Editor’s note: Jay Parini, a poet and novelist, teaches at Middlebury College in Vermont. He has just published “Jesus: The Human Face of God,” a biography of Jesus. The opinions expressed in this commentary are solely those of the author.
Does money make you happy? Does being rich contribute to your spiritual life and its possibilities?
Is the gap between the rich and poor a religious problem as well as a social problem in desperate need of solutions?
Jesus, Pope Francis, and brain scientists have asked these questions, and the answers are clear if unnerving. Wealth and power are dangerous for your mental health, your spiritual condition, and for society in general — especially when they contribute to the neglect of the poor. New research explains how this works (more on this in a minute).
Ridding the world of poverty is, of course, a fantasy. Jesus knew this: “You will always have the poor among you,” he said (Matthew 26:11). He also said, “God blesses you who are poor, for the kingdom of God is yours.” (Luke 6:20). Only a few verses before this moment in Luke, he cries (echoing the Old Testament): “The spirit of the Lord is upon me, for he has anointed me to bring the good news to the poor.” (Luke 4:18).
Jesus also noted, famously and controversially, that it is easier “for a camel to go through the eye of a needle than for a rich man to enter the kingdom of heaven.” (Matthew 19:23-24).
Let’s just hope that we’ve got some very skinny camels.
Jesus discouraged the accumulation of wealth, worried about its effects on those who had it, and took special pleasure in helping the poor, dedicating his efforts to them. He must have shaken his head at the large gaps between rich and poor throughout ancient Palestine in the first century.
Pope Francis has taken up Jesus’ call on this. On his recent visit to South Korea, he repeated a cry that has become a central theme of his papacy, telling hundreds of thousands of listeners in Seoul that the gap between the rich and poor in Korea was a problem, and they should think back to early Christian martyrs in Korea.
He said: “Their example has much to say to us who live in societies where, alongside immense wealth, dire poverty is silently growing; where the cry of the poor is seldom heeded and where Christ continues to call out to us, asking us to love and serve him by tending to our brothers and sisters in need.”
Everyone knows that the wealth gap in the U.S. has increased dramatically. “The top 10 percent took more than half of the country’s overall income in 2012, the highest proportion recorded in a century of government record keeping,” The New York Times reported in April.

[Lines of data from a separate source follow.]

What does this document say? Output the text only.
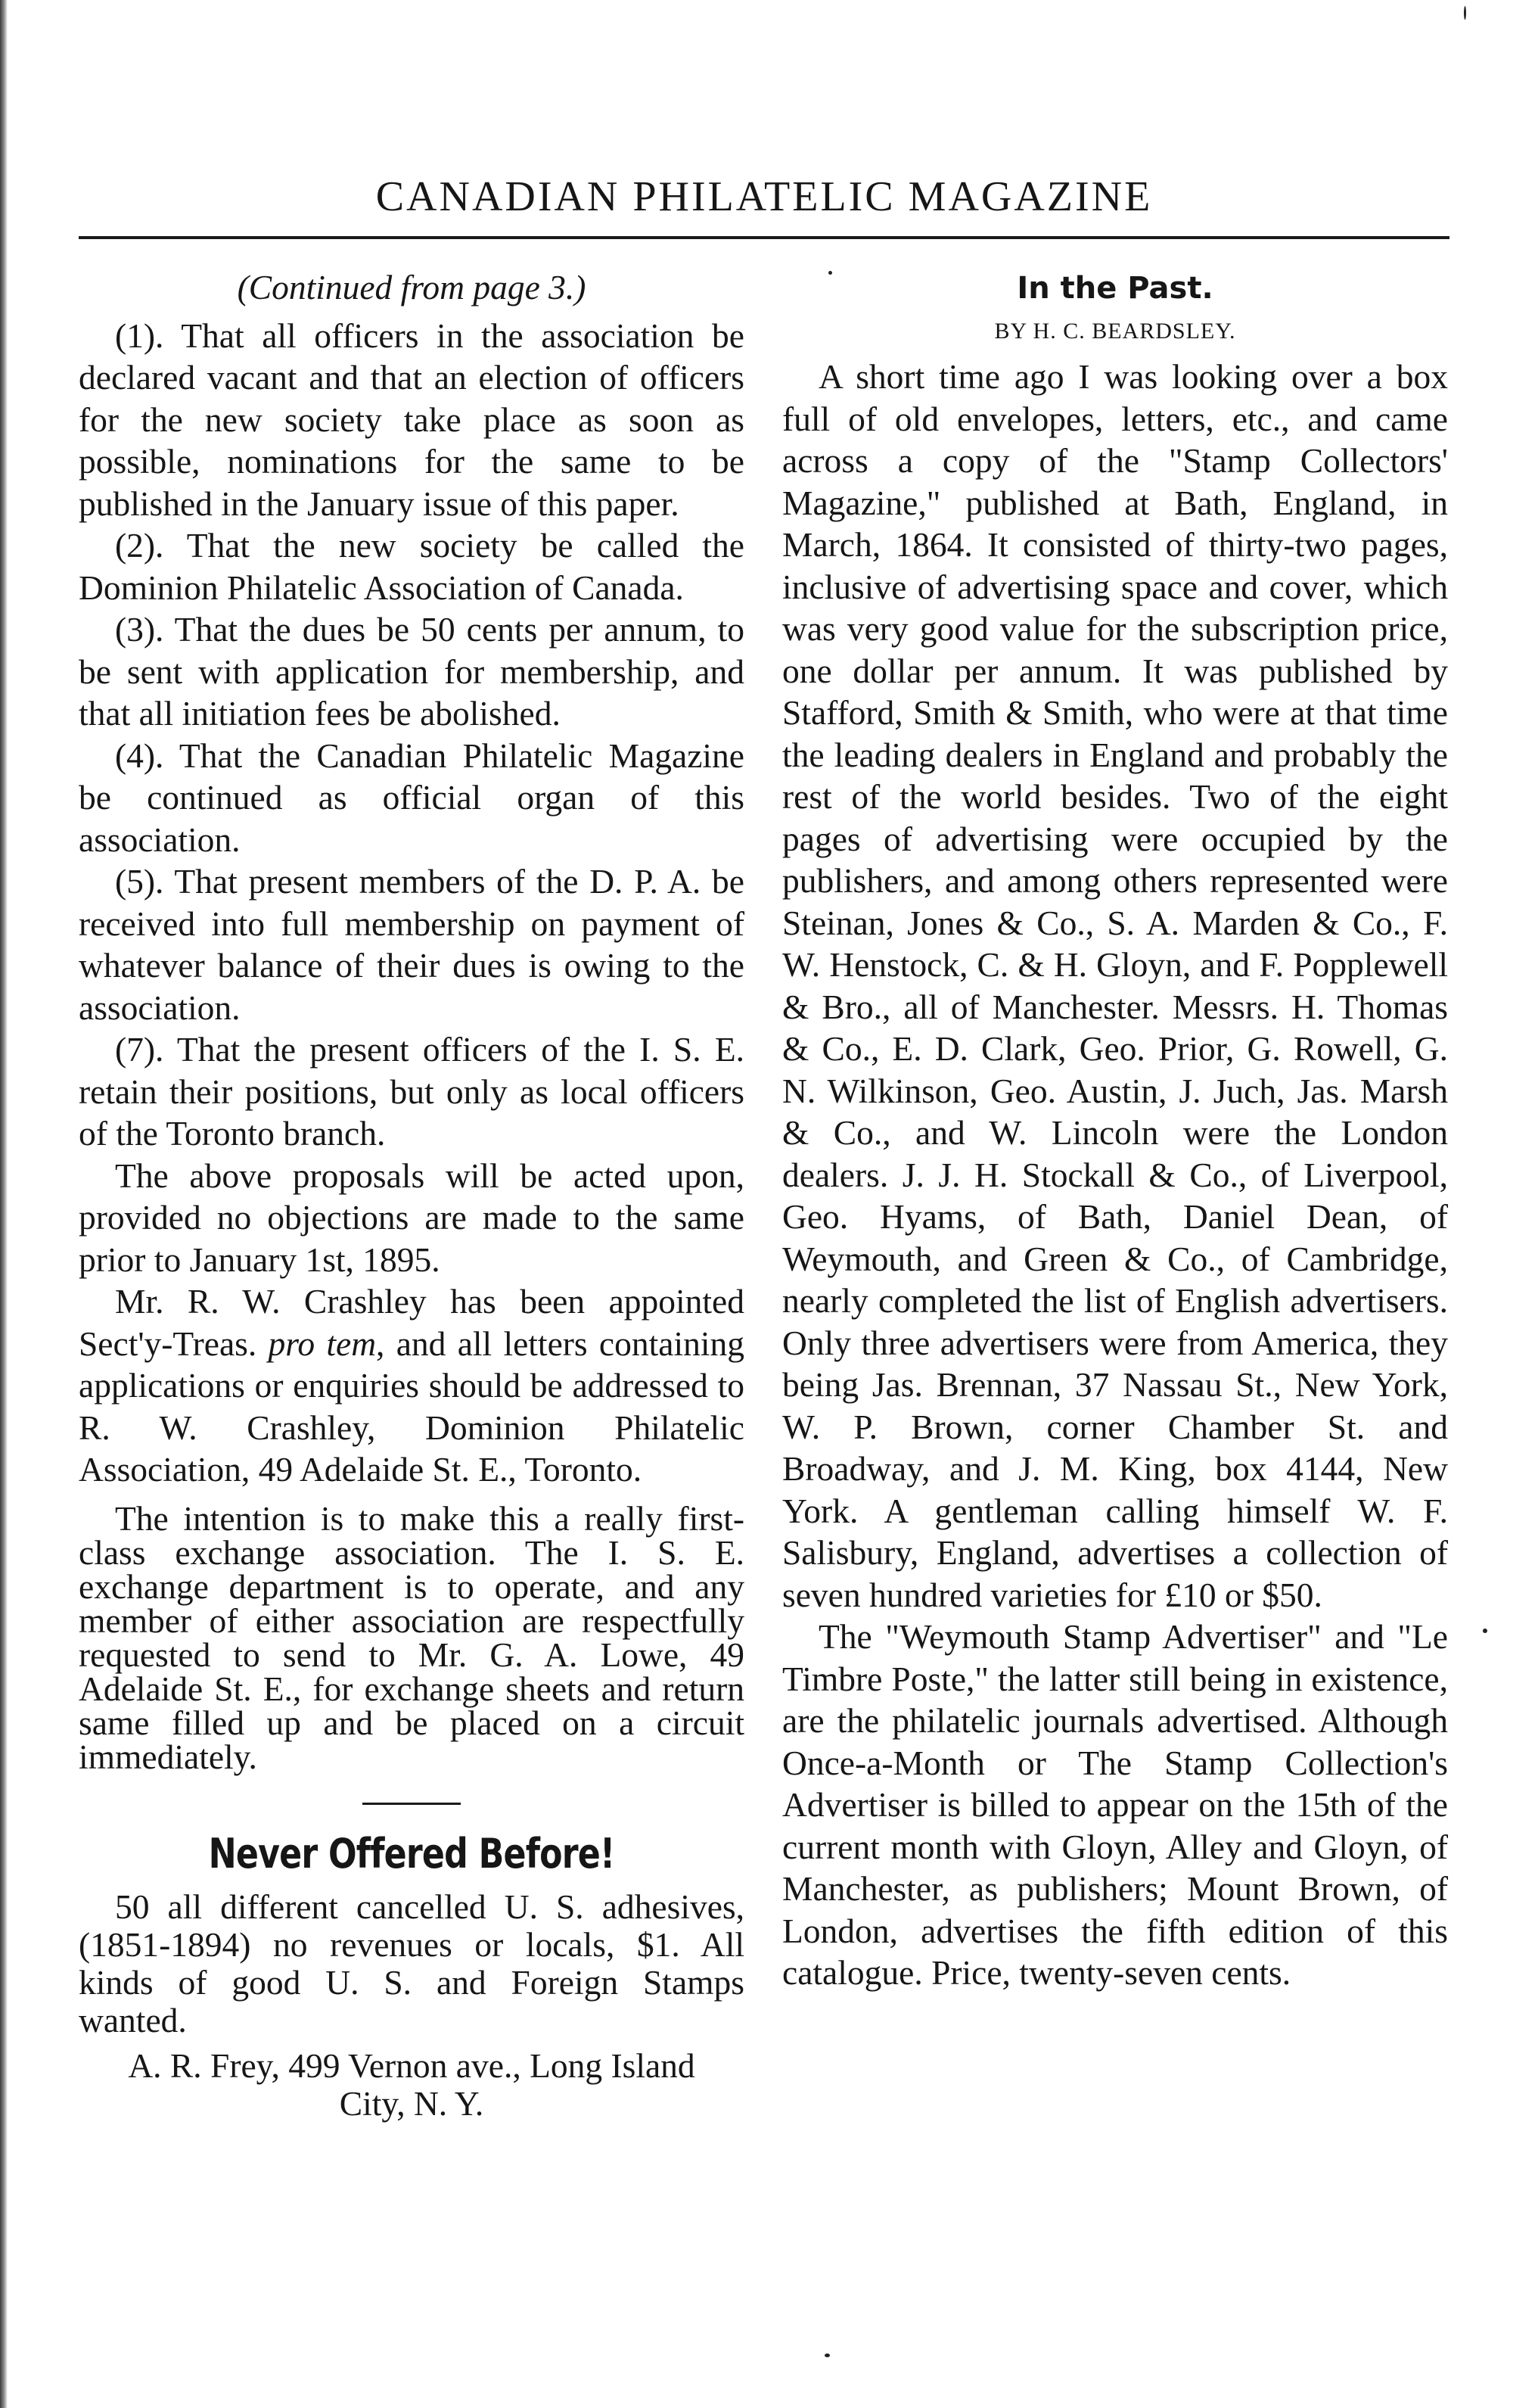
CANADIAN PHILATELIC MAGAZINE
(Continued from page 3.)

(1). That all officers in the association be declared vacant and that an election of officers for the new society take place as soon as possible, nominations for the same to be published in the January issue of this paper.

(2). That the new society be called the Dominion Philatelic Association of Canada.

(3). That the dues be 50 cents per annum, to be sent with application for membership, and that all initiation fees be abolished.

(4). That the Canadian Philatelic Magazine be continued as official organ of this association.

(5). That present members of the D. P. A. be received into full membership on payment of whatever balance of their dues is owing to the association.

(7). That the present officers of the I. S. E. retain their positions, but only as local officers of the Toronto branch.

The above proposals will be acted upon, provided no objections are made to the same prior to January 1st, 1895.

Mr. R. W. Crashley has been appointed Sect'y-Treas. pro tem, and all letters containing applications or enquiries should be addressed to R. W. Crashley, Dominion Philatelic Association, 49 Adelaide St. E., Toronto.

The intention is to make this a really first-class exchange association. The I. S. E. exchange department is to operate, and any member of either association are respectfully requested to send to Mr. G. A. Lowe, 49 Adelaide St. E., for exchange sheets and return same filled up and be placed on a circuit immediately.

Never Offered Before!

50 all different cancelled U. S. adhesives, (1851-1894) no revenues or locals, $1. All kinds of good U. S. and Foreign Stamps wanted.

A. R. Frey, 499 Vernon ave., Long Island
City, N. Y.
In the Past.
BY H. C. BEARDSLEY.

A short time ago I was looking over a box full of old envelopes, letters, etc., and came across a copy of the "Stamp Collectors' Magazine," published at Bath, England, in March, 1864. It consisted of thirty-two pages, inclusive of advertising space and cover, which was very good value for the subscription price, one dollar per annum. It was published by Stafford, Smith & Smith, who were at that time the leading dealers in England and probably the rest of the world besides. Two of the eight pages of advertising were occupied by the publishers, and among others represented were Steinan, Jones & Co., S. A. Marden & Co., F. W. Henstock, C. & H. Gloyn, and F. Popplewell & Bro., all of Manchester. Messrs. H. Thomas & Co., E. D. Clark, Geo. Prior, G. Rowell, G. N. Wilkinson, Geo. Austin, J. Juch, Jas. Marsh & Co., and W. Lincoln were the London dealers. J. J. H. Stockall & Co., of Liverpool, Geo. Hyams, of Bath, Daniel Dean, of Weymouth, and Green & Co., of Cambridge, nearly completed the list of English advertisers. Only three advertisers were from America, they being Jas. Brennan, 37 Nassau St., New York, W. P. Brown, corner Chamber St. and Broadway, and J. M. King, box 4144, New York. A gentleman calling himself W. F. Salisbury, England, advertises a collection of seven hundred varieties for £10 or $50.

The "Weymouth Stamp Advertiser" and "Le Timbre Poste," the latter still being in existence, are the philatelic journals advertised. Although Once-a-Month or The Stamp Collection's Advertiser is billed to appear on the 15th of the current month with Gloyn, Alley and Gloyn, of Manchester, as publishers; Mount Brown, of London, advertises the fifth edition of this catalogue. Price, twenty-seven cents.
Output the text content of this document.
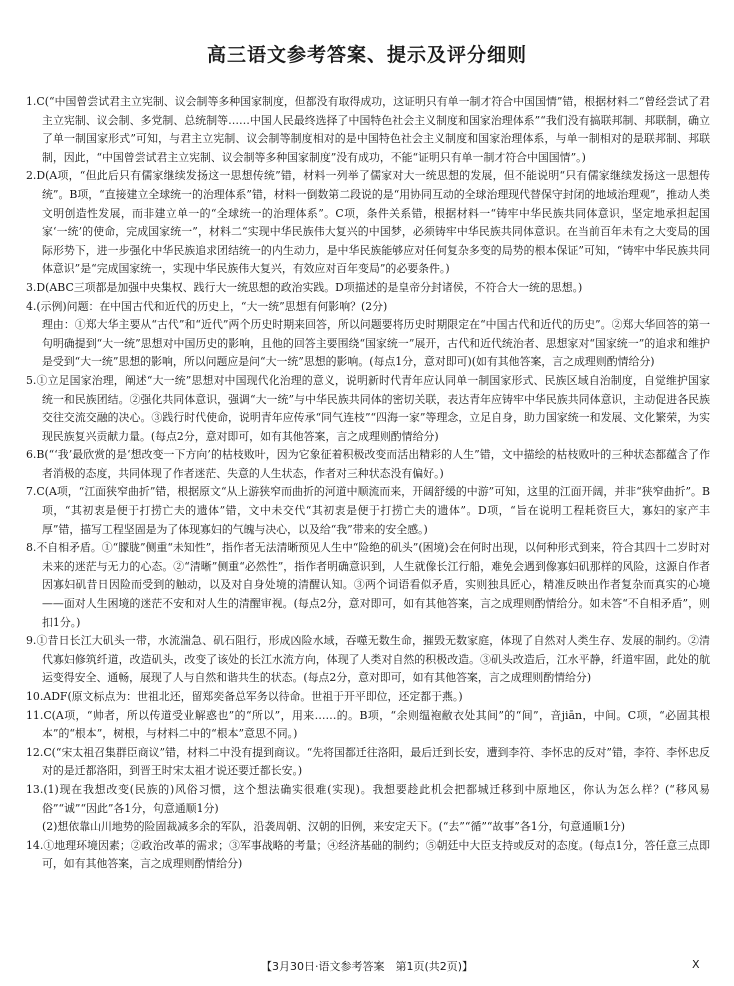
高三语文参考答案、提示及评分细则

1.C(“中国曾尝试君主立宪制、议会制等多种国家制度，但都没有取得成功，这证明只有单一制才符合中国国情”错，根据材料二“曾经尝试了君主立宪制、议会制、多党制、总统制等……中国人民最终选择了中国特色社会主义制度和国家治理体系”“我们没有搞联邦制、邦联制，确立了单一制国家形式”可知，与君主立宪制、议会制等制度相对的是中国特色社会主义制度和国家治理体系，与单一制相对的是联邦制、邦联制，因此，“中国曾尝试君主立宪制、议会制等多种国家制度”没有成功，不能“证明只有单一制才符合中国国情”。)

2.D(A项，“但此后只有儒家继续发扬这一思想传统”错，材料一列举了儒家对大一统思想的发展，但不能说明“只有儒家继续发扬这一思想传统”。B项，“直接建立全球统一的治理体系”错，材料一倒数第二段说的是“用协同互动的全球治理现代替保守封闭的地域治理观”，推动人类文明创造性发展，而非建立单一的“全球统一的治理体系”。C项，条件关系错，根据材料一“铸牢中华民族共同体意识，坚定地承担起国家‘一统’的使命，完成国家统一”，材料二“实现中华民族伟大复兴的中国梦，必须铸牢中华民族共同体意识。在当前百年未有之大变局的国际形势下，进一步强化中华民族追求团结统一的内生动力，是中华民族能够应对任何复杂多变的局势的根本保证”可知，“铸牢中华民族共同体意识”是“完成国家统一，实现中华民族伟大复兴，有效应对百年变局”的必要条件。)

3.D(ABC三项都是加强中央集权、践行大一统思想的政治实践。D项描述的是皇帝分封诸侯，不符合大一统的思想。)

4.(示例)问题：在中国古代和近代的历史上，“大一统”思想有何影响？(2分)

理由：①郑大华主要从“古代”和“近代”两个历史时期来回答，所以问题要将历史时期限定在“中国古代和近代的历史”。②郑大华回答的第一句明确提到“大一统”思想对中国历史的影响，且他的回答主要围绕“国家统一”展开，古代和近代统治者、思想家对“国家统一”的追求和维护是受到“大一统”思想的影响，所以问题应是问“大一统”思想的影响。(每点1分，意对即可)(如有其他答案，言之成理则酌情给分)

5.①立足国家治理，阐述“大一统”思想对中国现代化治理的意义，说明新时代青年应认同单一制国家形式、民族区域自治制度，自觉维护国家统一和民族团结。②强化共同体意识，强调“大一统”与中华民族共同体的密切关联，表达青年应铸牢中华民族共同体意识，主动促进各民族交往交流交融的决心。③践行时代使命，说明青年应传承“同气连枝”“四海一家”等理念，立足自身，助力国家统一和发展、文化繁荣，为实现民族复兴贡献力量。(每点2分，意对即可，如有其他答案，言之成理则酌情给分)

6.B(“‘我’最欣赏的是‘想改变一下方向’的枯枝败叶，因为它象征着积极改变而活出精彩的人生”错，文中描绘的枯枝败叶的三种状态都蕴含了作者消极的态度，共同体现了作者迷茫、失意的人生状态，作者对三种状态没有偏好。)

7.C(A项，“江面狭窄曲折”错，根据原文“从上游狭窄而曲折的河道中顺流而来，开阔舒缓的中游”可知，这里的江面开阔，并非“狭窄曲折”。B项，“其初衷是便于打捞亡夫的遗体”错，文中未交代“其初衷是便于打捞亡夫的遗体”。D项，“旨在说明工程耗资巨大，寡妇的家产丰厚”错，描写工程坚固是为了体现寡妇的气魄与决心，以及给“我”带来的安全感。)

8.不自相矛盾。①“朦胧”侧重“未知性”，指作者无法清晰预见人生中“险绝的矶头”(困境)会在何时出现，以何种形式到来，符合其四十二岁时对未来的迷茫与无力的心态。②“清晰”侧重“必然性”，指作者明确意识到，人生就像长江行船，难免会遇到像寡妇矶那样的风险，这源自作者因寡妇矶昔日因险而受到的触动，以及对自身处境的清醒认知。③两个词语看似矛盾，实则独具匠心，精准反映出作者复杂而真实的心境——面对人生困境的迷茫不安和对人生的清醒审视。(每点2分，意对即可，如有其他答案，言之成理则酌情给分。如未答“不自相矛盾”，则扣1分。)

9.①昔日长江大矶头一带，水流湍急、矶石阻行，形成凶险水域，吞噬无数生命，摧毁无数家庭，体现了自然对人类生存、发展的制约。②清代寡妇修筑纤道，改造矶头，改变了该处的长江水流方向，体现了人类对自然的积极改造。③矶头改造后，江水平静，纤道牢固，此处的航运变得安全、通畅，展现了人与自然和谐共生的状态。(每点2分，意对即可，如有其他答案，言之成理则酌情给分)

10.ADF(原文标点为：世祖北还，留郑奕备总军务以待命。世祖于开平即位，还定都于燕。)

11.C(A项，“帅者，所以传道受业解惑也”的“所以”，用来……的。B项，“余则缊袍敝衣处其间”的“间”，音jiān，中间。C项，“必固其根本”的“根本”，树根，与材料二中的“根本”意思不同。)

12.C(“宋太祖召集群臣商议”错，材料二中没有提到商议。“先将国都迁往洛阳，最后迁到长安，遭到李符、李怀忠的反对”错，李符、李怀忠反对的是迁都洛阳，到晋王时宋太祖才说还要迁都长安。)

13.(1)现在我想改变(民族的)风俗习惯，这个想法确实很难(实现)。我想要趁此机会把都城迁移到中原地区，你认为怎么样？(“移风易俗”“诚”“因此”各1分，句意通顺1分)

(2)想依靠山川地势的险固裁减多余的军队，沿袭周朝、汉朝的旧例，来安定天下。(“去”“循”“故事”各1分，句意通顺1分)

14.①地理环境因素；②政治改革的需求；③军事战略的考量；④经济基础的制约；⑤朝廷中大臣支持或反对的态度。(每点1分，答任意三点即可，如有其他答案，言之成理则酌情给分)

【3月30日·语文参考答案　第1页(共2页)】	X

It’s a problem that makes you dizzy, and one that will never be easily solved. Indeed, the concentration of wealth at the very top of American society recalls the early 20th century, before the income-leveling measures of the New Deal kicked in.
The growing income gap is perhaps the most pressing issue before the world, not just the United States, as the level of misery rises among the poor. Even those formerly known as the middle class, who have struggled mightily to make ends meet for decades now, face an array of problems that create mental and physical pain on a vast scale.
So let’s go back to Jesus and Pope Francis and their concerns. Do people on the other end of this inequality equation really fare better? Does wealth make you happy? Jesus certainly didn’t think so, as the Baptist thinker Alan Bean has recently noted. He writes: “The American marriage between market capitalism and American evangelical piety makes Jesus impossible. His words are inconvenient at best and heretical at worst.” Wow. Bean has spoken frankly and bravely here.
He points to a fascinating new study from the Journal of Experimental Psychology. Three Canadian neuroscientists have suggested that being rich and powerful actually makes you less happy and, even worse, unable to sympathize with the poor. They find that the rich and powerful among us show less brain activity in that region of the brain where human sympathy is excited.
“Power diminishes all varieties of sympathy,” explains Dacher Keltner, a social psychologist at Berkeley, in a recent interview on NPR. Conversely, those who feel poor and marginalized in society show a great deal of sympathetic activity.
The ability to sympathize with those around us seems crucial to our survival, and it’s connected to the mirroring functions of the brain. As the research now suggests, the richer and more powerful we feel, the deader will be that area of our brain where this crucial activity, which generates empathy, occurs. In fact, power fundamentally changes the way we respond to those around us.
Is it any wonder that when a rich young man came to Jesus asking for spiritual guidance, Jesus said: “If you wish to feel complete, go and sell your possessions and give to the poor, and you will have treasure in heaven.” (Matthew 19:21). The young man “went away grieving,” as he had so much property and didn’t want to let go of anything.
But letting go is essential to our own happiness as well as the world’s economic equilibrium. Jesus, Pope Francis and brain scientists would agree on this. It’s a hard teaching, but it’s important.